Reacting to this, Manish Tewari said: "The bedrock of constitutionalism is the doctrine of separation of powers. The doctrine of power is essentially predicated on two basic foundations, one is the independence of the judiciary, and the other is the autonomy of the legislature."
"So, law ministers of states have to tread a very fine balance. But, I am sure, that the Law Minister of Delhi will learn about all this, as he goes on," he added.
Meanwhile, Yadav has written a letter to Delhi Chief Justice N.V. Ramana, apprising him of the development. He also is learnt to have also met Ramana and requested that he be repatriated back to the judiciary.

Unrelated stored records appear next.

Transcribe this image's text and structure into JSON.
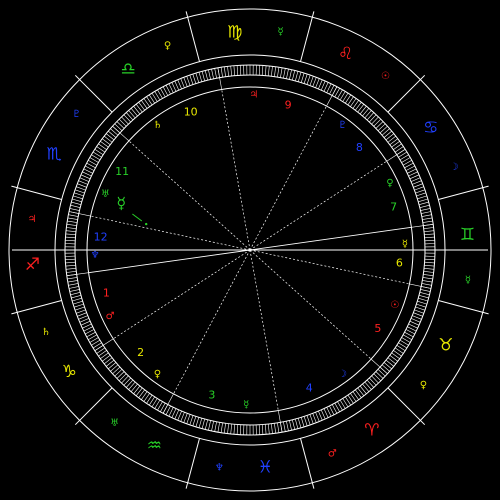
{
  "colors": {
    "background": "#000000",
    "lines": "#ffffff",
    "fire": "#ff2020",
    "earth": "#e8e800",
    "air": "#28d028",
    "water": "#2040ff"
  },
  "signs": [
    {
      "name": "virgo",
      "glyph": "♍",
      "color": "#e8e800"
    },
    {
      "name": "libra",
      "glyph": "♎",
      "color": "#28d028"
    },
    {
      "name": "scorpio",
      "glyph": "♏",
      "color": "#2040ff"
    },
    {
      "name": "sagittarius",
      "glyph": "♐",
      "color": "#ff2020"
    },
    {
      "name": "capricorn",
      "glyph": "♑",
      "color": "#e8e800"
    },
    {
      "name": "aquarius",
      "glyph": "♒",
      "color": "#28d028"
    },
    {
      "name": "pisces",
      "glyph": "♓",
      "color": "#2040ff"
    },
    {
      "name": "aries",
      "glyph": "♈",
      "color": "#ff2020"
    },
    {
      "name": "taurus",
      "glyph": "♉",
      "color": "#e8e800"
    },
    {
      "name": "gemini",
      "glyph": "♊",
      "color": "#28d028"
    },
    {
      "name": "cancer",
      "glyph": "♋",
      "color": "#2040ff"
    },
    {
      "name": "leo",
      "glyph": "♌",
      "color": "#ff2020"
    }
  ],
  "sign_rulers": [
    {
      "sign": "virgo",
      "glyph": "☿",
      "color": "#28d028"
    },
    {
      "sign": "libra",
      "glyph": "♀",
      "color": "#e8e800"
    },
    {
      "sign": "scorpio",
      "glyph": "♇",
      "color": "#2040ff"
    },
    {
      "sign": "sagittarius",
      "glyph": "♃",
      "color": "#ff2020"
    },
    {
      "sign": "capricorn",
      "glyph": "♄",
      "color": "#e8e800"
    },
    {
      "sign": "aquarius",
      "glyph": "♅",
      "color": "#28d028"
    },
    {
      "sign": "pisces",
      "glyph": "♆",
      "color": "#2040ff"
    },
    {
      "sign": "aries",
      "glyph": "♂",
      "color": "#ff2020"
    },
    {
      "sign": "taurus",
      "glyph": "♀",
      "color": "#e8e800"
    },
    {
      "sign": "gemini",
      "glyph": "☿",
      "color": "#28d028"
    },
    {
      "sign": "cancer",
      "glyph": "☽",
      "color": "#2040ff"
    },
    {
      "sign": "leo",
      "glyph": "☉",
      "color": "#ff2020"
    }
  ],
  "houses": [
    {
      "number": "1",
      "ruler": "♂",
      "color": "#ff2020"
    },
    {
      "number": "2",
      "ruler": "♀",
      "color": "#e8e800"
    },
    {
      "number": "3",
      "ruler": "☿",
      "color": "#28d028"
    },
    {
      "number": "4",
      "ruler": "☽",
      "color": "#2040ff"
    },
    {
      "number": "5",
      "ruler": "☉",
      "color": "#ff2020"
    },
    {
      "number": "6",
      "ruler": "☿",
      "color": "#e8e800"
    },
    {
      "number": "7",
      "ruler": "♀",
      "color": "#28d028"
    },
    {
      "number": "8",
      "ruler": "♇",
      "color": "#2040ff"
    },
    {
      "number": "9",
      "ruler": "♃",
      "color": "#ff2020"
    },
    {
      "number": "10",
      "ruler": "♄",
      "color": "#e8e800"
    },
    {
      "number": "11",
      "ruler": "♅",
      "color": "#28d028"
    },
    {
      "number": "12",
      "ruler": "♆",
      "color": "#2040ff"
    }
  ],
  "planets": [
    {
      "name": "mercury",
      "glyph": "☿",
      "color": "#28d028"
    }
  ]
}
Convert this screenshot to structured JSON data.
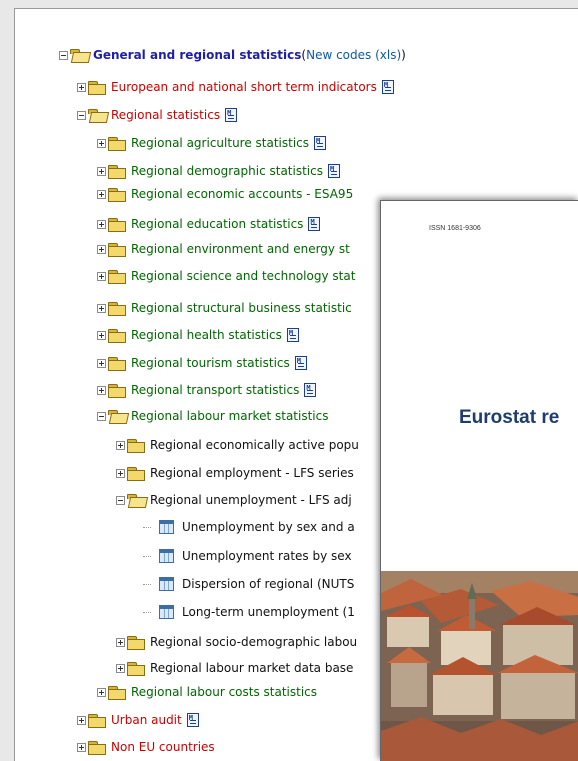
{
  "tree": {
    "root": {
      "label": "General and regional statistics",
      "paren_open": " (",
      "link": "New codes (xls)",
      "paren_close": ")"
    },
    "items": {
      "european": "European and national short term indicators",
      "regional": "Regional statistics",
      "agri": "Regional agriculture statistics",
      "demo": "Regional demographic statistics",
      "econ": "Regional economic accounts - ESA95",
      "edu": "Regional education statistics",
      "env": "Regional environment and energy st",
      "sci": "Regional science and technology stat",
      "struct": "Regional structural business statistic",
      "health": "Regional health statistics",
      "tourism": "Regional tourism statistics",
      "transport": "Regional transport statistics",
      "labour": "Regional labour market statistics",
      "active": "Regional economically active popu",
      "employment": "Regional employment - LFS series",
      "unemployment": "Regional unemployment - LFS adj",
      "t1": "Unemployment by sex and a",
      "t2": "Unemployment rates by sex",
      "t3": "Dispersion of regional (NUTS",
      "t4": "Long-term unemployment (1",
      "socio": "Regional socio-demographic labou",
      "database": "Regional labour market data base",
      "costs": "Regional labour costs statistics",
      "urban": "Urban audit",
      "noneu": "Non EU countries"
    }
  },
  "pamphlet": {
    "issn": "ISSN 1681-9306",
    "title": "Eurostat re"
  },
  "colors": {
    "red": "#cc0000",
    "green": "#006600",
    "blue": "#1d1fa8",
    "link": "#0a59a8"
  }
}
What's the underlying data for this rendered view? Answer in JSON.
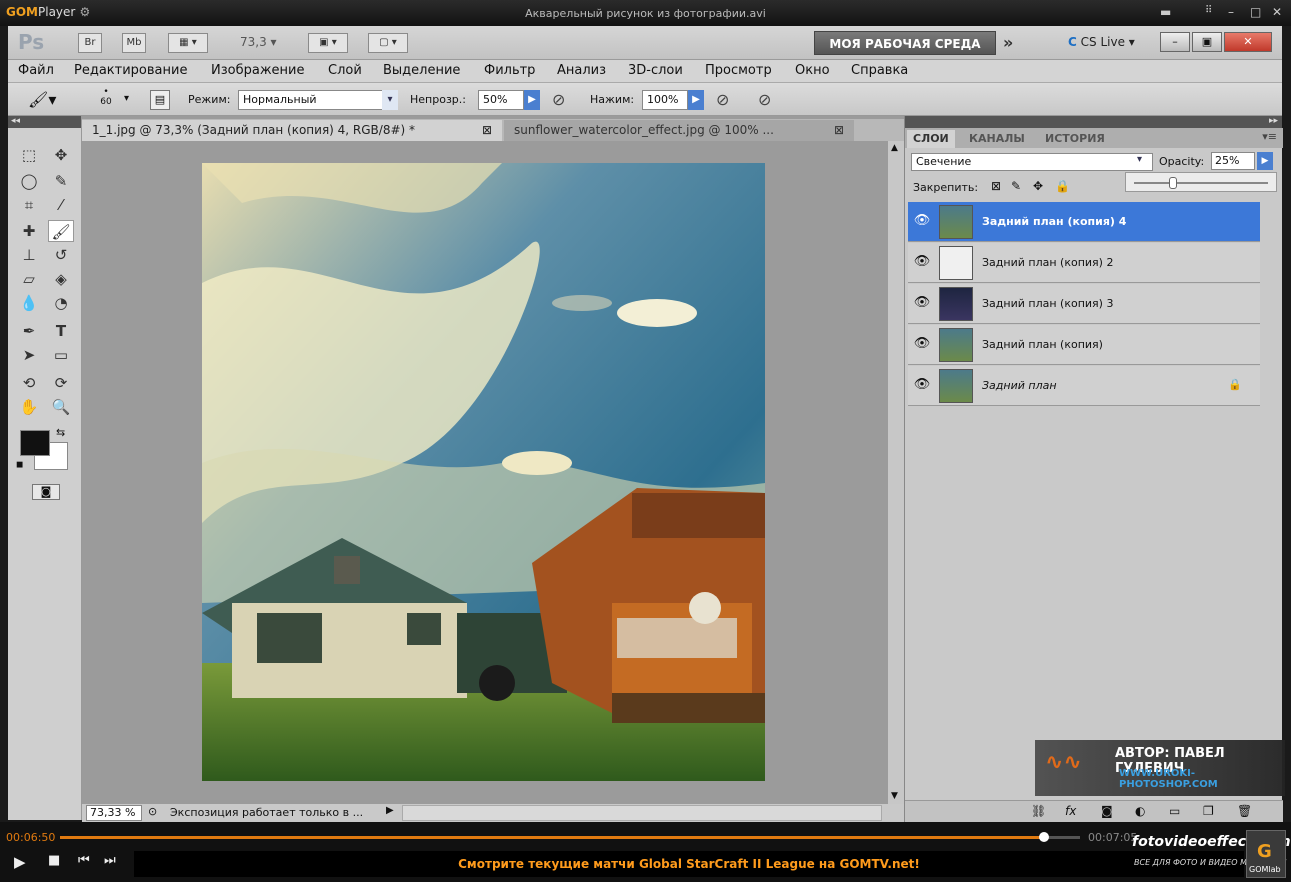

Yadav is reported to have told the Delhi Chief Justice that it had become difficult for him to work with the present administrative set up in Delhi, and therefore, would like to resume the role of a district judge in his parent cadre.
Chief Justice Ramana is learnt to have assured Yadav that the Delhi High Court would protect him against any vindictive action by the state executive.
Bharti continues to maintain that his sole aim was to ensure two things a€" that the poorest of poor be given justice, and that every penny spent by the government is accounted for.
He asked: "Unless I interact with the judiciary, how will I address their problems, or that of the litigants?
He said he could not understand the reason for referring every legal matter to the Delhi High Court, and added that systems needed to be changed to ensure better delivery of justice to litigants.